Na média dos dois primeiros anos de governo Bolsonaro, o MEC executou de fato 10% do que havia sido orçado como investimento. No mesmo período da gestão anterior, de Dilma e Michel Temer (MDB), esse índice foi de 12%.
Apesar de a diferença nos percentuais ser pequena, os Orçamentos de 2019 e 2020 foram menores do que o acumulado nos dois anos iniciais da gestão passada.
Em valores nominais, foram R$ 12 milhões a menos na comparação dos dois períodos –quando atualizados pela inflação, a diferença chega a R$ 29,8 milhões.
“A situação é extremamente complexa e delicada, não conseguimos executar nosso planejamento e mesmo tocar a própria consolidação da rede”, diz a professora Sônia Regina de Souza Fernandes, que assume neste mês a presidência do Conif (Conselho Nacional das Instituições da Rede Federal de Educação Profissional, Científica e Tecnológica).
“Temos muitas unidades que precisam se consolidar em termos de infraestrutura, aquisição de equipamentos, laboratórios, e [a redução de orçamento] tem implicações na oferta de cursos e de novas vagas”, afirma.
Com relação à educação profissional, os cortes afetam obras atrasadas em 24 institutos federais, que somam R$ 88 milhões, segundo levantamento do Conif do fim do ano passado.
São construções de salas, laboratório, aquisição de equipamentos, atualização de data center para reforço do ensino a distância e até reforma de telhado.
Colaboram com o preocupante cenário, diz Fernandes, as reduções orçamentárias que se acumulam desde 2015 e que impactam as contas de custeio, e o fato de o Orçamento de 2021 ainda não ter sido aprovado pelo Congresso.

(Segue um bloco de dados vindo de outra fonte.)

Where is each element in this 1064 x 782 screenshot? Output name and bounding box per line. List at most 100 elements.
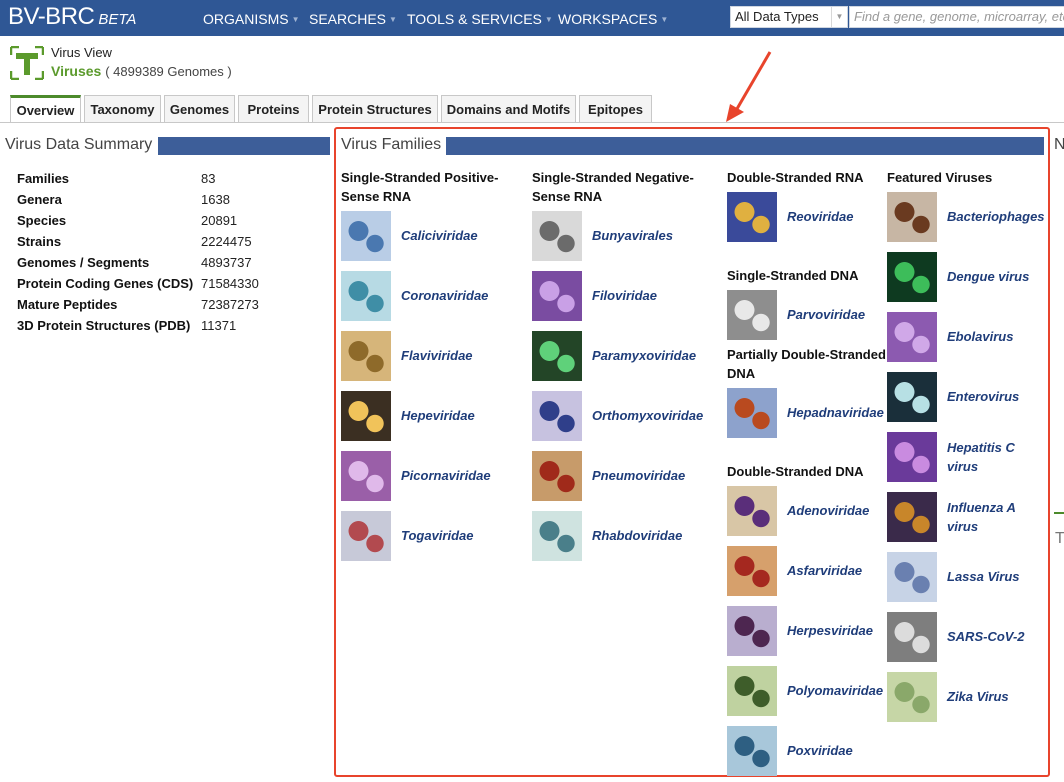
family-label[interactable]: Flaviviridae [401,346,531,365]
virus-thumbnail-icon[interactable] [727,666,777,716]
family-label[interactable]: Paramyxoviridae [592,346,722,365]
family-label[interactable]: Hepatitis C virus [947,438,1047,476]
tab-overview[interactable]: Overview [10,95,81,123]
taxon-link[interactable]: Viruses [51,63,101,79]
nav-searches[interactable]: SEARCHES ▼ [309,11,397,27]
tab-domains-motifs[interactable]: Domains and Motifs [441,95,576,123]
virus-thumbnail-icon[interactable] [341,391,391,441]
virus-thumbnail-icon[interactable] [341,451,391,501]
family-link-picornaviridae[interactable]: Picornaviridae [341,451,521,501]
family-link-bunyavirales[interactable]: Bunyavirales [532,211,712,261]
family-label[interactable]: Dengue virus [947,267,1047,286]
family-label[interactable]: Rhabdoviridae [592,526,722,545]
virus-thumbnail-icon[interactable] [887,192,937,242]
family-link-parvoviridae[interactable]: Parvoviridae [727,290,907,340]
family-link-hepatitis-c-virus[interactable]: Hepatitis C virus [887,432,1064,482]
virus-thumbnail-icon[interactable] [727,546,777,596]
family-link-paramyxoviridae[interactable]: Paramyxoviridae [532,331,712,381]
family-label[interactable]: Bunyavirales [592,226,722,245]
heading-partial-ds-dna: Partially Double-Stranded DNA [727,347,886,381]
virus-thumbnail-icon[interactable] [887,372,937,422]
family-link-herpesviridae[interactable]: Herpesviridae [727,606,907,656]
nav-organisms[interactable]: ORGANISMS ▼ [203,11,300,27]
data-type-select[interactable]: All Data Types ▼ [730,6,848,28]
heading-ss-negative-rna: Single-Stranded Negative-Sense RNA [532,170,694,204]
family-label[interactable]: Enterovirus [947,387,1047,406]
virus-thumbnail-icon[interactable] [887,252,937,302]
family-link-influenza-a-virus[interactable]: Influenza A virus [887,492,1064,542]
family-link-lassa-virus[interactable]: Lassa Virus [887,552,1064,602]
tab-taxonomy[interactable]: Taxonomy [84,95,161,123]
family-label[interactable]: Ebolavirus [947,327,1047,346]
family-label[interactable]: Caliciviridae [401,226,531,245]
family-link-hepeviridae[interactable]: Hepeviridae [341,391,521,441]
virus-thumbnail-icon[interactable] [532,211,582,261]
virus-thumbnail-icon[interactable] [532,451,582,501]
family-link-flaviviridae[interactable]: Flaviviridae [341,331,521,381]
tab-genomes[interactable]: Genomes [164,95,235,123]
virus-thumbnail-icon[interactable] [727,726,777,776]
family-link-adenoviridae[interactable]: Adenoviridae [727,486,907,536]
tab-proteins[interactable]: Proteins [238,95,309,123]
summary-row: Genera 1638 [17,192,230,207]
brand-logo[interactable]: BV-BRC BETA [8,3,136,31]
virus-thumbnail-icon[interactable] [887,552,937,602]
family-label[interactable]: Poxviridae [787,741,917,760]
nav-workspaces[interactable]: WORKSPACES ▼ [558,11,668,27]
family-link-zika-virus[interactable]: Zika Virus [887,672,1064,722]
family-label[interactable]: Pneumoviridae [592,466,722,485]
summary-row: Families 83 [17,171,216,186]
family-link-coronaviridae[interactable]: Coronaviridae [341,271,521,321]
family-label[interactable]: Lassa Virus [947,567,1047,586]
virus-thumbnail-icon[interactable] [727,192,777,242]
virus-thumbnail-icon[interactable] [887,432,937,482]
family-label[interactable]: Orthomyxoviridae [592,406,722,425]
family-link-ebolavirus[interactable]: Ebolavirus [887,312,1064,362]
family-label[interactable]: Influenza A virus [947,498,1047,536]
virus-thumbnail-icon[interactable] [727,290,777,340]
family-label[interactable]: Bacteriophages [947,207,1047,226]
family-link-filoviridae[interactable]: Filoviridae [532,271,712,321]
virus-thumbnail-icon[interactable] [532,391,582,441]
family-link-caliciviridae[interactable]: Caliciviridae [341,211,521,261]
family-label[interactable]: SARS-CoV-2 [947,627,1047,646]
virus-thumbnail-icon[interactable] [887,312,937,362]
virus-thumbnail-icon[interactable] [887,492,937,542]
family-link-reoviridae[interactable]: Reoviridae [727,192,907,242]
family-link-polyomaviridae[interactable]: Polyomaviridae [727,666,907,716]
virus-thumbnail-icon[interactable] [341,211,391,261]
family-label[interactable]: Coronaviridae [401,286,531,305]
search-input[interactable]: Find a gene, genome, microarray, etc. [849,6,1064,28]
family-link-poxviridae[interactable]: Poxviridae [727,726,907,776]
family-label[interactable]: Zika Virus [947,687,1047,706]
family-label[interactable]: Togaviridae [401,526,531,545]
virus-thumbnail-icon[interactable] [532,271,582,321]
family-label[interactable]: Filoviridae [592,286,722,305]
family-link-asfarviridae[interactable]: Asfarviridae [727,546,907,596]
family-link-bacteriophages[interactable]: Bacteriophages [887,192,1064,242]
nav-tools-services[interactable]: TOOLS & SERVICES ▼ [407,11,553,27]
virus-thumbnail-icon[interactable] [341,271,391,321]
family-link-pneumoviridae[interactable]: Pneumoviridae [532,451,712,501]
virus-thumbnail-icon[interactable] [887,612,937,662]
virus-thumbnail-icon[interactable] [341,511,391,561]
virus-thumbnail-icon[interactable] [532,331,582,381]
family-link-rhabdoviridae[interactable]: Rhabdoviridae [532,511,712,561]
family-label[interactable]: Hepeviridae [401,406,531,425]
virus-thumbnail-icon[interactable] [727,388,777,438]
family-link-hepadnaviridae[interactable]: Hepadnaviridae [727,388,907,438]
virus-thumbnail-icon[interactable] [341,331,391,381]
family-link-sars-cov-2[interactable]: SARS-CoV-2 [887,612,1064,662]
family-link-enterovirus[interactable]: Enterovirus [887,372,1064,422]
family-link-orthomyxoviridae[interactable]: Orthomyxoviridae [532,391,712,441]
family-link-togaviridae[interactable]: Togaviridae [341,511,521,561]
virus-thumbnail-icon[interactable] [727,606,777,656]
family-link-dengue-virus[interactable]: Dengue virus [887,252,1064,302]
tab-epitopes[interactable]: Epitopes [579,95,652,123]
virus-thumbnail-icon[interactable] [887,672,937,722]
family-label[interactable]: Picornaviridae [401,466,531,485]
summary-title: Virus Data Summary [5,136,153,153]
virus-thumbnail-icon[interactable] [727,486,777,536]
virus-thumbnail-icon[interactable] [532,511,582,561]
tab-protein-structures[interactable]: Protein Structures [312,95,438,123]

Com isso, o percentual atual destinado à rede neste ano está muito baixo.
Sob a gestão do ex-ministro Abraham Weintraub, que ficou no cargo de abril de 2019 a junho de 2020, o MEC passou por uma paralisia com fortes reflexos na execução orçamentária.
A pasta sofreu contingenciamentos, perdeu quase R$ 1 bilhão para que o governo pagasse emendas parlamentares em busca de apoio, represou recursos ao longo de 2019 e somente nos últimos dias do ano acelerou empenhos (a primeira etapa da execução).

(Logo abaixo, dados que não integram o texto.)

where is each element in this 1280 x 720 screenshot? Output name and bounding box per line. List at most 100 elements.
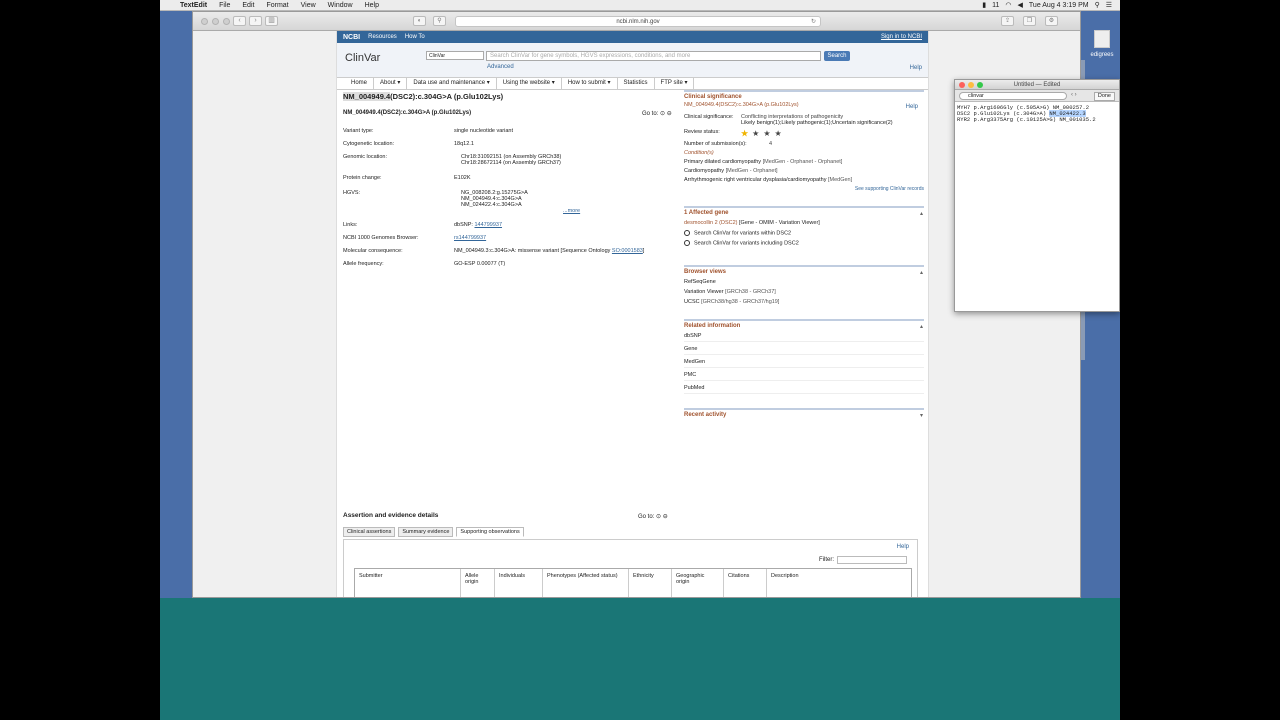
search-icon bbox=[684, 230, 690, 236]
browser-views-panel: ▴ Browser views RefSeqGene Variation Vie… bbox=[684, 264, 924, 305]
clinvar-title[interactable]: ClinVar bbox=[345, 52, 380, 64]
help-link[interactable]: Help bbox=[910, 65, 922, 71]
supporting-records-link[interactable]: See supporting ClinVar records bbox=[684, 186, 924, 192]
privacy-icon[interactable]: ◐ bbox=[413, 16, 426, 26]
review-stars: ★★★★ bbox=[741, 129, 786, 138]
related-gene[interactable]: Gene bbox=[684, 346, 924, 355]
assertion-goto[interactable]: Go to: ⊙ ⊖ bbox=[638, 513, 668, 520]
more-link[interactable]: ...more bbox=[563, 208, 673, 214]
nav-about[interactable]: About ▾ bbox=[374, 78, 408, 89]
menu-app[interactable]: TextEdit bbox=[180, 2, 207, 9]
filter-field: Filter: bbox=[819, 556, 907, 564]
document-text[interactable]: MYH7 p.Arg1606Gly (c.505A>G) NM_000257.2… bbox=[955, 102, 1119, 126]
minimize-button[interactable] bbox=[968, 82, 974, 88]
zoom-button[interactable] bbox=[223, 18, 230, 25]
rs-link[interactable]: rs144799937 bbox=[454, 235, 673, 241]
close-button[interactable] bbox=[201, 18, 208, 25]
tab-summary-evidence[interactable]: Summary evidence bbox=[398, 527, 454, 537]
condition-row: Cardiomyopathy [MedGen - Orphanet] bbox=[684, 168, 778, 174]
database-select[interactable]: ClinVar bbox=[426, 51, 484, 60]
forward-button[interactable]: › bbox=[249, 16, 262, 26]
observations-help[interactable]: Help bbox=[897, 544, 909, 550]
assertion-tabs: Clinical assertions Summary evidence Sup… bbox=[343, 527, 524, 537]
tabs-button[interactable]: ❐ bbox=[1023, 16, 1036, 26]
document-icon bbox=[1094, 30, 1110, 48]
settings-button[interactable]: ⚙ bbox=[1045, 16, 1058, 26]
video-overlay-band bbox=[160, 598, 1120, 720]
clinsig-help[interactable]: Help bbox=[906, 104, 918, 110]
related-medgen[interactable]: MedGen bbox=[684, 359, 924, 368]
ncbi-logo[interactable]: NCBI bbox=[343, 34, 360, 41]
tab-clinical-assertions[interactable]: Clinical assertions bbox=[343, 527, 396, 537]
menu-window[interactable]: Window bbox=[328, 2, 353, 9]
search-within-link[interactable]: Search ClinVar for variants within DSC2 bbox=[684, 230, 924, 236]
collapse-icon[interactable]: ▴ bbox=[920, 323, 923, 330]
condition-row: Arrhythmogenic right ventricular dysplas… bbox=[684, 177, 853, 183]
zoom-button[interactable] bbox=[977, 82, 983, 88]
search-button[interactable]: Search bbox=[824, 51, 850, 61]
battery-icon[interactable]: ▮ bbox=[982, 1, 986, 9]
collapse-icon[interactable]: ▾ bbox=[920, 412, 923, 419]
menu-help[interactable]: Help bbox=[365, 2, 379, 9]
collapse-icon[interactable]: ▴ bbox=[920, 269, 923, 276]
nav-statistics[interactable]: Statistics bbox=[618, 78, 655, 89]
menu-edit[interactable]: Edit bbox=[242, 2, 254, 9]
advanced-link[interactable]: Advanced bbox=[487, 64, 514, 70]
menu-file[interactable]: File bbox=[219, 2, 230, 9]
textedit-titlebar: Untitled — Edited bbox=[955, 80, 1119, 90]
minimize-button[interactable] bbox=[212, 18, 219, 25]
textedit-window: Untitled — Edited clinvar ‹ › Done MYH7 … bbox=[954, 79, 1120, 312]
share-button[interactable]: ⇪ bbox=[1001, 16, 1014, 26]
variant-details: NM_004949.4(DSC2):c.304G>A (p.Glu102Lys)… bbox=[343, 92, 673, 267]
clock[interactable]: Tue Aug 4 3:19 PM bbox=[1029, 2, 1089, 9]
close-button[interactable] bbox=[959, 82, 965, 88]
find-input[interactable]: clinvar bbox=[959, 92, 1067, 100]
desktop-file-pedigrees[interactable]: edigrees bbox=[1084, 30, 1120, 70]
nav-ftp[interactable]: FTP site ▾ bbox=[655, 78, 695, 89]
menu-view[interactable]: View bbox=[301, 2, 316, 9]
back-button[interactable]: ‹ bbox=[233, 16, 246, 26]
nav-home[interactable]: Home bbox=[345, 78, 375, 89]
related-dbsnp[interactable]: dbSNP bbox=[684, 333, 924, 342]
clinvar-page: NCBI Resources How To Sign in to NCBI Cl… bbox=[336, 31, 929, 597]
nav-using[interactable]: Using the website ▾ bbox=[497, 78, 562, 89]
tab-supporting-observations[interactable]: Supporting observations bbox=[456, 527, 524, 537]
howto-menu[interactable]: How To bbox=[405, 34, 425, 40]
variant-subtitle: NM_004949.4(DSC2):c.304G>A (p.Glu102Lys)… bbox=[343, 110, 672, 117]
page-title: NM_004949.4(DSC2):c.304G>A (p.Glu102Lys) bbox=[343, 92, 504, 101]
condition-row: Primary dilated cardiomyopathy [MedGen -… bbox=[684, 159, 843, 165]
menu-bar: TextEdit File Edit Format View Window He… bbox=[160, 0, 1120, 11]
signin-link[interactable]: Sign in to NCBI bbox=[881, 34, 922, 40]
volume-icon[interactable]: ◀ bbox=[1018, 1, 1023, 9]
sidebar-button[interactable]: ▥ bbox=[265, 16, 278, 26]
goto-control[interactable]: Go to: ⊙ ⊖ bbox=[642, 110, 672, 117]
observations-table-header: Submitter Allele origin Individuals Phen… bbox=[354, 568, 912, 597]
observations-panel: Help Filter: Submitter Allele origin Ind… bbox=[343, 539, 918, 597]
dbsnp-link[interactable]: 144799937 bbox=[474, 222, 502, 228]
notification-icon[interactable]: ☰ bbox=[1106, 1, 1112, 9]
resources-menu[interactable]: Resources bbox=[368, 34, 397, 40]
find-prev-next[interactable]: ‹ › bbox=[1071, 92, 1077, 98]
spotlight-icon[interactable]: ⚲ bbox=[1095, 1, 1100, 9]
nav-data-use[interactable]: Data use and maintenance ▾ bbox=[407, 78, 497, 89]
search-button[interactable]: ⚲ bbox=[433, 16, 446, 26]
right-sidebar: Clinical significance NM_004949.4(DSC2):… bbox=[684, 90, 924, 419]
menu-format[interactable]: Format bbox=[266, 2, 288, 9]
nav-submit[interactable]: How to submit ▾ bbox=[562, 78, 618, 89]
wifi-icon[interactable]: ◠ bbox=[1005, 1, 1011, 9]
related-pmc[interactable]: PMC bbox=[684, 372, 924, 381]
collapse-icon[interactable]: ▴ bbox=[920, 210, 923, 217]
address-bar[interactable]: ncbi.nlm.nih.gov ↻ bbox=[455, 16, 821, 27]
browser-viewport: NCBI Resources How To Sign in to NCBI Cl… bbox=[193, 31, 1080, 597]
ncbi-bar: NCBI Resources How To Sign in to NCBI bbox=[337, 31, 928, 43]
reload-icon[interactable]: ↻ bbox=[811, 17, 816, 27]
search-input[interactable]: Search ClinVar for gene symbols, HGVS ex… bbox=[486, 51, 821, 61]
related-pubmed[interactable]: PubMed bbox=[684, 385, 924, 394]
done-button[interactable]: Done bbox=[1093, 92, 1115, 101]
filter-input[interactable] bbox=[837, 556, 907, 564]
recent-activity-panel: ▾ Recent activity bbox=[684, 407, 924, 419]
so-link[interactable]: SO:0001583 bbox=[612, 248, 643, 254]
search-icon bbox=[684, 240, 690, 247]
search-including-link[interactable]: Search ClinVar for variants including DS… bbox=[684, 240, 924, 247]
window-controls bbox=[201, 18, 230, 25]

Em 2020, as confusões ideológicas provocadas por Weintraub, que insultou até o STF (Supremo Tribunal Federal), travaram o andamento dos trabalhos, segundo relatos de membros do governo.
A pandemia impactou os gastos do governo como um todo. No entanto, decisões políticas da gestão Bolsonaro representaram prejuízo para educação: houve, por exemplo, a retirada de R$ 1,4 bilhão do MEC para financiar obras federais gerenciadas por outras pastas.

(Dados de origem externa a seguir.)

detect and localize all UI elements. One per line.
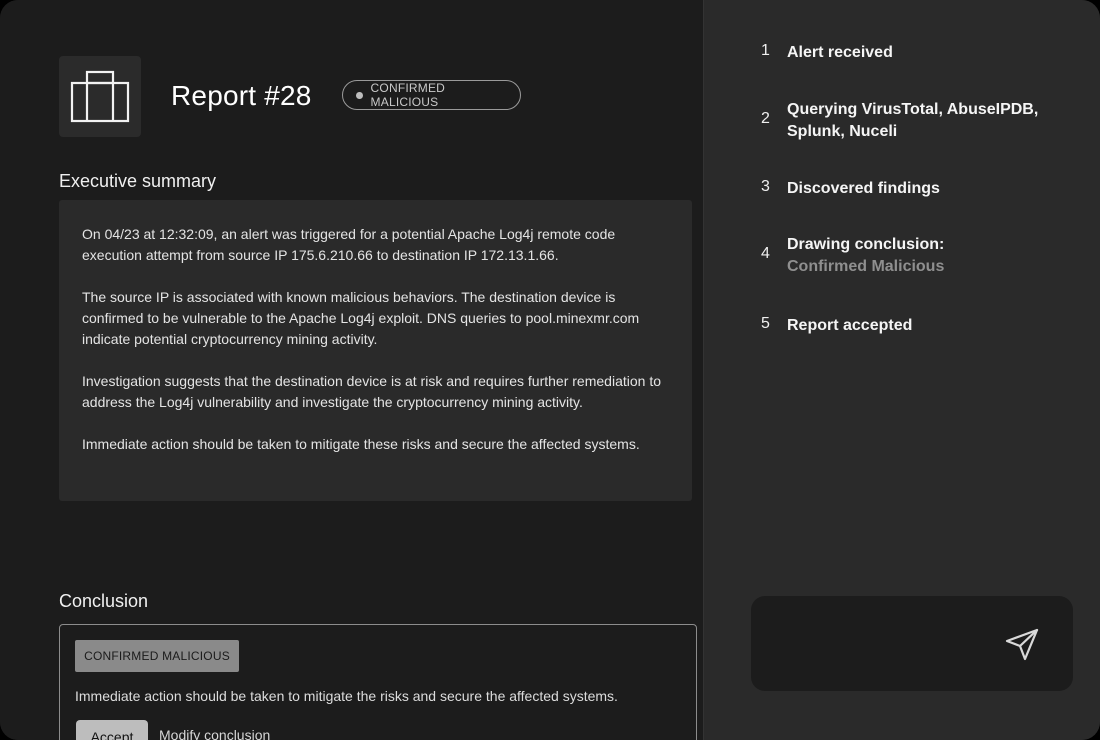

A maior parte desse corte afetou a educação básica e profissional. O orçamento de 2021 prevê para o MEC uma redução de 21% nos recursos dos programas de educação profissional, gestados sobretudo pelos institutos federais.
O projeto no aguardo de aprovação parlamentar ainda condiciona 42% dos recursos da Educação a aprovações de créditos extras pelo Congresso, como revelado pela Folha de S.Paulo.
O efeito mais contundente dessa situação, que representa insegurança aos ordenadores de despesas, será nas universidades e institutos federais.
O atual ministro, Milton Ribeiro, tem tido atuação criticada pela sua distância dos temas e decisões da pasta.
O pesquisador Gregório Grisa, do Instituto Federal do Rio Grande do Sul, diz que a paralisia do MEC provocou uma imobilidade nas instituições no planejamento. Ele ressalta que os investimentos “são a cereja do bolo” dos recursos discricionários (de livre aplicação do governo), que têm tido fortes reduções.
“Reitor nenhum vai ampliar cursos e vagas, assim como ampliar pesquisas e projetos de extensão, com o universo de constrangimento de capital. Não é só o fato de receber menos recursos, mas eles não sabem quando, não sabem o perfil de contingenciamento, só o que sabem é que não vai ter investimento”, diz Grisa.
Segundo o pesquisador, sem investimentos não há adaptações prediais, de laboratórios e compra de insumos para pesquisa. “Isso implica menor uso ou inviabilidade de uso [de recursos] que afetam projetos de ensino, extensão e pesquisa.”